I turn to the substance of Amendment 2, tabled by the noble Baroness, Lady Kramer, and supported by the noble Lord, Lord Tunnicliffe. It seeks to limit the regulations that could be made under Clause 3(3) to those that would ensure compliance with the UK’s international obligations with respect to subsidy control. This is in response to the report of the DPRRC, which recommended that this power, which may amend Part 1
of the Bill and which is subject to the draft affirmative procedure, should be restricted to specified purposes only.
I would like to explain to noble Lords why the Government consider this amendment unnecessary, and will go into the reasons, as the Committee would expect me to. Examples of when this power could be used are provided in the department’s delegated powers memorandum of ensuring compliance with the UK’s international subsidy control obligations. The Government believe that this amendment would be overly restrictive and could result in primary legislation being needed in the near future. The subsidy control landscape in this case is complicated, uncertain and difficult to predict, and the power needs to be capable of dealing with a wide range of possibilities. The Government believe that it would be difficult to narrow it while at the same time allowing it to be flexible enough to deal with a wide range of possibilities within the subsidy control landscape.
I shall go further. It may help the Committee if I also explain what in the Government’s view is a clear precedent for this power, in Section 5(1)(b) of the National Insurance Contributions Act 2014. This measure provides a power exercisable by the Treasury to make regulations to add, reduce or modify the cases in which a person cannot qualify for an employment allowance or in which liabilities to pay secondary class 1 NICs are excluded liabilities. It enables the Treasury to make changes to Sections 2 and 3 and Schedule 1 of that Act. The Delegated Powers and Regulatory Reform Committee’s 18th report of Session 2013-14 considered the delegated powers in the NICs Act 2014 but, interestingly, did not comment on the power in Section 5(1)(b) of the Act.
The power in Section 5(1)(b) has so far been used three times, including to exclude companies with employer NICs over £100,000 to focus the relief on small businesses.
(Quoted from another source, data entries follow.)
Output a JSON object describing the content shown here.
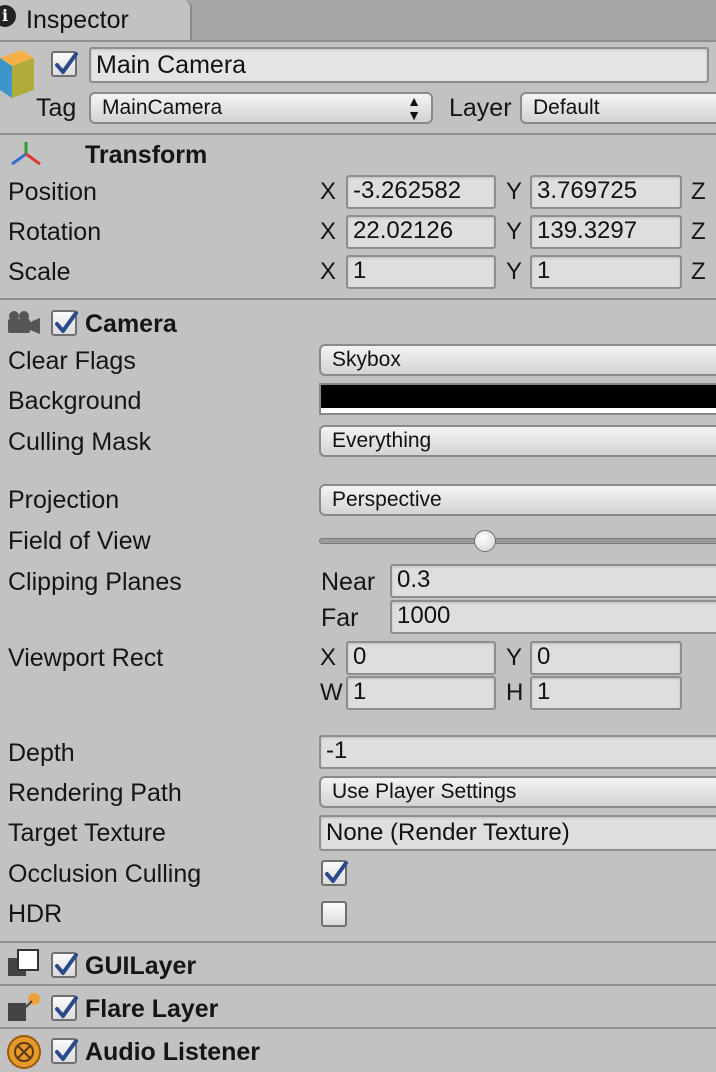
{
  "tab": {
    "title": "Inspector"
  },
  "object": {
    "name": "Main Camera",
    "active": true,
    "tag_label": "Tag",
    "tag_value": "MainCamera",
    "layer_label": "Layer",
    "layer_value": "Default"
  },
  "transform": {
    "title": "Transform",
    "rows": [
      {
        "label": "Position",
        "x": "-3.262582",
        "y": "3.769725"
      },
      {
        "label": "Rotation",
        "x": "22.02126",
        "y": "139.3297"
      },
      {
        "label": "Scale",
        "x": "1",
        "y": "1"
      }
    ],
    "axis_x": "X",
    "axis_y": "Y",
    "axis_z": "Z"
  },
  "camera": {
    "title": "Camera",
    "enabled": true,
    "clear_flags_label": "Clear Flags",
    "clear_flags_value": "Skybox",
    "background_label": "Background",
    "background_color": "#000000",
    "culling_mask_label": "Culling Mask",
    "culling_mask_value": "Everything",
    "projection_label": "Projection",
    "projection_value": "Perspective",
    "fov_label": "Field of View",
    "clipping_label": "Clipping Planes",
    "near_label": "Near",
    "near_value": "0.3",
    "far_label": "Far",
    "far_value": "1000",
    "viewport_label": "Viewport Rect",
    "viewport": {
      "x_label": "X",
      "x": "0",
      "y_label": "Y",
      "y": "0",
      "w_label": "W",
      "w": "1",
      "h_label": "H",
      "h": "1"
    },
    "depth_label": "Depth",
    "depth_value": "-1",
    "rendering_path_label": "Rendering Path",
    "rendering_path_value": "Use Player Settings",
    "target_texture_label": "Target Texture",
    "target_texture_value": "None (Render Texture)",
    "occlusion_label": "Occlusion Culling",
    "occlusion_checked": true,
    "hdr_label": "HDR",
    "hdr_checked": false
  },
  "components": [
    {
      "title": "GUILayer",
      "icon": "guilayer-icon",
      "enabled": true
    },
    {
      "title": "Flare Layer",
      "icon": "flare-layer-icon",
      "enabled": true
    },
    {
      "title": "Audio Listener",
      "icon": "audio-listener-icon",
      "enabled": true
    }
  ],
  "colors": {
    "panel": "#c2c2c2",
    "checkbox_tick": "#2b4a8a"
  }
}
This policy change was not foreseen when the power was introduced and, if there had been a similar restriction in the legislation on the use of the power, such a change would have subsequently required primary legislation. This could have risked a delay to implementing the policy as, unlike Finance Bills, NICs Bills are not guaranteed to be annual.
In view of the above, and that similar powers are also included in the Finance Act 2021, the Government believe that the draft affirmative procedure remains appropriate without further restrictions on the power. With this rather lengthy explanation, I hope that the noble Baroness will withdraw her amendment.